Nederland en de Europese integratie, 1950-1986

 
English | Nederlands
S02774
18-06-1968
Samenvatting
584. Brief Minister-President dd. 10 juni inzake competentie Yaoundé-Conventie.
Over de vraag wie coördinerend dient op te treden bij het interdepartementaal overleg over een nieuwe associatie-overeenkomst met Yaoundé-landen merkt DIE op dat de ministerraadsbeslissing van 18-4-1967 hier niet op van toepassing is.

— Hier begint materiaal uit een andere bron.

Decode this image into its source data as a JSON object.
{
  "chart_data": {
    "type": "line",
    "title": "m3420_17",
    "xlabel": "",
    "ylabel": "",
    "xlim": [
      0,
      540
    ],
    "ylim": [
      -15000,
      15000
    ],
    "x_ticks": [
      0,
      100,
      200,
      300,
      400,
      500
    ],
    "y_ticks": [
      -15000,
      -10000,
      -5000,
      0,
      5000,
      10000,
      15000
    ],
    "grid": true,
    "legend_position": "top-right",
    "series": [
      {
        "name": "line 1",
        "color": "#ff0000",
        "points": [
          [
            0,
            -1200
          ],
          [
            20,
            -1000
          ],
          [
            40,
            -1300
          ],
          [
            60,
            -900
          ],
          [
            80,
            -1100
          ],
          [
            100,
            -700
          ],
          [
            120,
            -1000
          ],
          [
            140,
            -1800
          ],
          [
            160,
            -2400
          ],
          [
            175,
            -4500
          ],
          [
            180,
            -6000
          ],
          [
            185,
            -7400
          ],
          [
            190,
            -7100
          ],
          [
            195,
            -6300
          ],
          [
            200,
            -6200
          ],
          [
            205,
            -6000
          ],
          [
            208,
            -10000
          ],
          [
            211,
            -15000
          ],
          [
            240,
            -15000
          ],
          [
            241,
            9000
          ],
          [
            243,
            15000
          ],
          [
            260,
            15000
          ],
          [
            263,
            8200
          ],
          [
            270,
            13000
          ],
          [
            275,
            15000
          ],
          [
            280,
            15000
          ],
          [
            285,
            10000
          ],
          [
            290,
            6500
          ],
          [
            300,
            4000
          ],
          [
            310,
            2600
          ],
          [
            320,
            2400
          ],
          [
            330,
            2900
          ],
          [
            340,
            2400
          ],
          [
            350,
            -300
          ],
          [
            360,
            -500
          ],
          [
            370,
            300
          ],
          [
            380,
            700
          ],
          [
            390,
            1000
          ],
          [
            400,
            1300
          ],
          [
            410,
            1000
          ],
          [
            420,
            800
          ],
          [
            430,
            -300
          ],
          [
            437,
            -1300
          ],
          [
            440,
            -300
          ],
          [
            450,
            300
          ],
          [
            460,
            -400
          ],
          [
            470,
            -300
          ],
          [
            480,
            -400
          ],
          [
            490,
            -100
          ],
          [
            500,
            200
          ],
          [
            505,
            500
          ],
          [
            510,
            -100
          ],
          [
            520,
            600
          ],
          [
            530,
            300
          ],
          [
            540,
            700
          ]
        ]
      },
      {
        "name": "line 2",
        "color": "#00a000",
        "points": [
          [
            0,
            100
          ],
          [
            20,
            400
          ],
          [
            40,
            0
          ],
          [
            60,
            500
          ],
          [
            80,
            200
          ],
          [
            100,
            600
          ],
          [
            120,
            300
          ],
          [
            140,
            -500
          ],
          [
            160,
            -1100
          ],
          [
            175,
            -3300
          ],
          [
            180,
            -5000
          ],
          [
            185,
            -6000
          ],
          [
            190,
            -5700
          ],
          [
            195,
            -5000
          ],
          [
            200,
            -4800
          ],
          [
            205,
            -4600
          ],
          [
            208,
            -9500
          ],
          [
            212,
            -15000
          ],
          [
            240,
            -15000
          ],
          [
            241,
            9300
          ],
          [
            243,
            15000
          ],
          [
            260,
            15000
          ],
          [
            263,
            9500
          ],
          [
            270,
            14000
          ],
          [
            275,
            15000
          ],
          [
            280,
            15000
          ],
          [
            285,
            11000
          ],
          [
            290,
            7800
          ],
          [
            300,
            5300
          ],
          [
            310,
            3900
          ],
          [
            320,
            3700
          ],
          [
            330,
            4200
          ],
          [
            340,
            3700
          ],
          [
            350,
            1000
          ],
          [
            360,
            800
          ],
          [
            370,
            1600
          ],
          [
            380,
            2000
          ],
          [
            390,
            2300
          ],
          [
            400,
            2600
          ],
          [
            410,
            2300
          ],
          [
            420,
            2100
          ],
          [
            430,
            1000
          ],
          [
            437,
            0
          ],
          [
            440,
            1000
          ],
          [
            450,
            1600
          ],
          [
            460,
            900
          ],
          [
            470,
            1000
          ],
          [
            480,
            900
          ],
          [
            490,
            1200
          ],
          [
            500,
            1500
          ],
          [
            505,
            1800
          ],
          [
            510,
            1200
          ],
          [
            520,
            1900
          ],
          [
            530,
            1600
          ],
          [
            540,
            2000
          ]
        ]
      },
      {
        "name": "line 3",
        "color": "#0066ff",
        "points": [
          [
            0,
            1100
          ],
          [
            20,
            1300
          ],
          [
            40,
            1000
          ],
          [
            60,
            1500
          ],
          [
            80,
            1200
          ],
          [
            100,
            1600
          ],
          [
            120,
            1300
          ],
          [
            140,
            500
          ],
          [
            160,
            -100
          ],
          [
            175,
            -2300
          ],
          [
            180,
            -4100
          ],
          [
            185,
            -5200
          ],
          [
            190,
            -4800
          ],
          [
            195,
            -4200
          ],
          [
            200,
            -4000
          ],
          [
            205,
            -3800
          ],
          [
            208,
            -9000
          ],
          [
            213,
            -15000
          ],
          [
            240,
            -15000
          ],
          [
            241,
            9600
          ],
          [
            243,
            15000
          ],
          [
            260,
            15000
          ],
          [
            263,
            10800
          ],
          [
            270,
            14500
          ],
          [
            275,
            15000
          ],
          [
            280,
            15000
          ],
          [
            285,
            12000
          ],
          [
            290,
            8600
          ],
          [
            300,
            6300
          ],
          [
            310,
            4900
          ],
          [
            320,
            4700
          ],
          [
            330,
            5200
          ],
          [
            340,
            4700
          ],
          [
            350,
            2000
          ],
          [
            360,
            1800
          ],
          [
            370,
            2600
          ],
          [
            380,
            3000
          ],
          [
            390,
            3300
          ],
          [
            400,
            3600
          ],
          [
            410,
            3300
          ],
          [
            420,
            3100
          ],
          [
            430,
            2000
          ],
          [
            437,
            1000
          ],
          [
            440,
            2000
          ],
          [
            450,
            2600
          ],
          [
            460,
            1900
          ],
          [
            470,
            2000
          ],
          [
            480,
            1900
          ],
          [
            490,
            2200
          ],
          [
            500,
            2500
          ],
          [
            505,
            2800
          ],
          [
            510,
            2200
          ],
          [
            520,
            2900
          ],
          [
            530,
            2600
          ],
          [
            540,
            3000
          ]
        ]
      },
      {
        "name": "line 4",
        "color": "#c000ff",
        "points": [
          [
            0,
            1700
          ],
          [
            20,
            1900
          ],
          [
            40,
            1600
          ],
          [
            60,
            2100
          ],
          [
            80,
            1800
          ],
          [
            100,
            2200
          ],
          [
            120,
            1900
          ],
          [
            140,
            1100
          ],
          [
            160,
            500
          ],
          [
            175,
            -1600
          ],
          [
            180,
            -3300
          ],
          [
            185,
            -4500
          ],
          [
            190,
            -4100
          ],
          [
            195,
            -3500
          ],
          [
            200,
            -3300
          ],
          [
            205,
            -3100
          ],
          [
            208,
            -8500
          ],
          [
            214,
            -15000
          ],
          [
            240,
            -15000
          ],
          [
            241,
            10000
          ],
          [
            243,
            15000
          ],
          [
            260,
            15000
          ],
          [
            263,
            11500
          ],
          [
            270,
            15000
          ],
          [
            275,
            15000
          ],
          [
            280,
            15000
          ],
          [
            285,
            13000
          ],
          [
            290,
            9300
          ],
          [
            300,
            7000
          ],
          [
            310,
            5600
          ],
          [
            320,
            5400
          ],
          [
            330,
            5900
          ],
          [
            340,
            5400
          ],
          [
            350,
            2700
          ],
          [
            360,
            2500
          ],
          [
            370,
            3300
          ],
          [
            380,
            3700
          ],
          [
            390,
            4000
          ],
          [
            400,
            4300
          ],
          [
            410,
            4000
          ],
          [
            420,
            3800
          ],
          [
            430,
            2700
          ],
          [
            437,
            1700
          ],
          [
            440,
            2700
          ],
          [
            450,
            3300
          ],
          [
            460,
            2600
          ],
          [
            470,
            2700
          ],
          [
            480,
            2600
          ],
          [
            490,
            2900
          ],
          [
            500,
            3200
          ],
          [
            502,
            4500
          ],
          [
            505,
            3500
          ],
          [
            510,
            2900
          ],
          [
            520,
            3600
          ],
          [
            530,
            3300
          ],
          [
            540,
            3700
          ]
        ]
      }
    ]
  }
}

Bij de voorbereiding van deze beslissing is er uitdrukkelijk van afgezien de EAMA-problematiek hierbij te betrekken.
De brief vd MP stelt dat naar algemeen gevoelen de coördinatiebevoegdheid op het terrein vd associaties toekomt aan de minister vd BuZa wanneer vraagstukken "van meer dan economische betekenis" aan de orde komen. Ook uit discussienota van BEB blijkt dat het merendeel vd te behandelen problemen 'van meer dan economische betekenis" zijn.
Uit voorgaande stellingen trekt de MP de conclusie dat er geen aanleiding is af te wijken vd praktijk die indertijd bij de voorbereiding vd yaoundé-conventie is gevolgd en wenst dat een werkgroep olv. BEB de nota opstelt. De praktijk van 1961 was anders.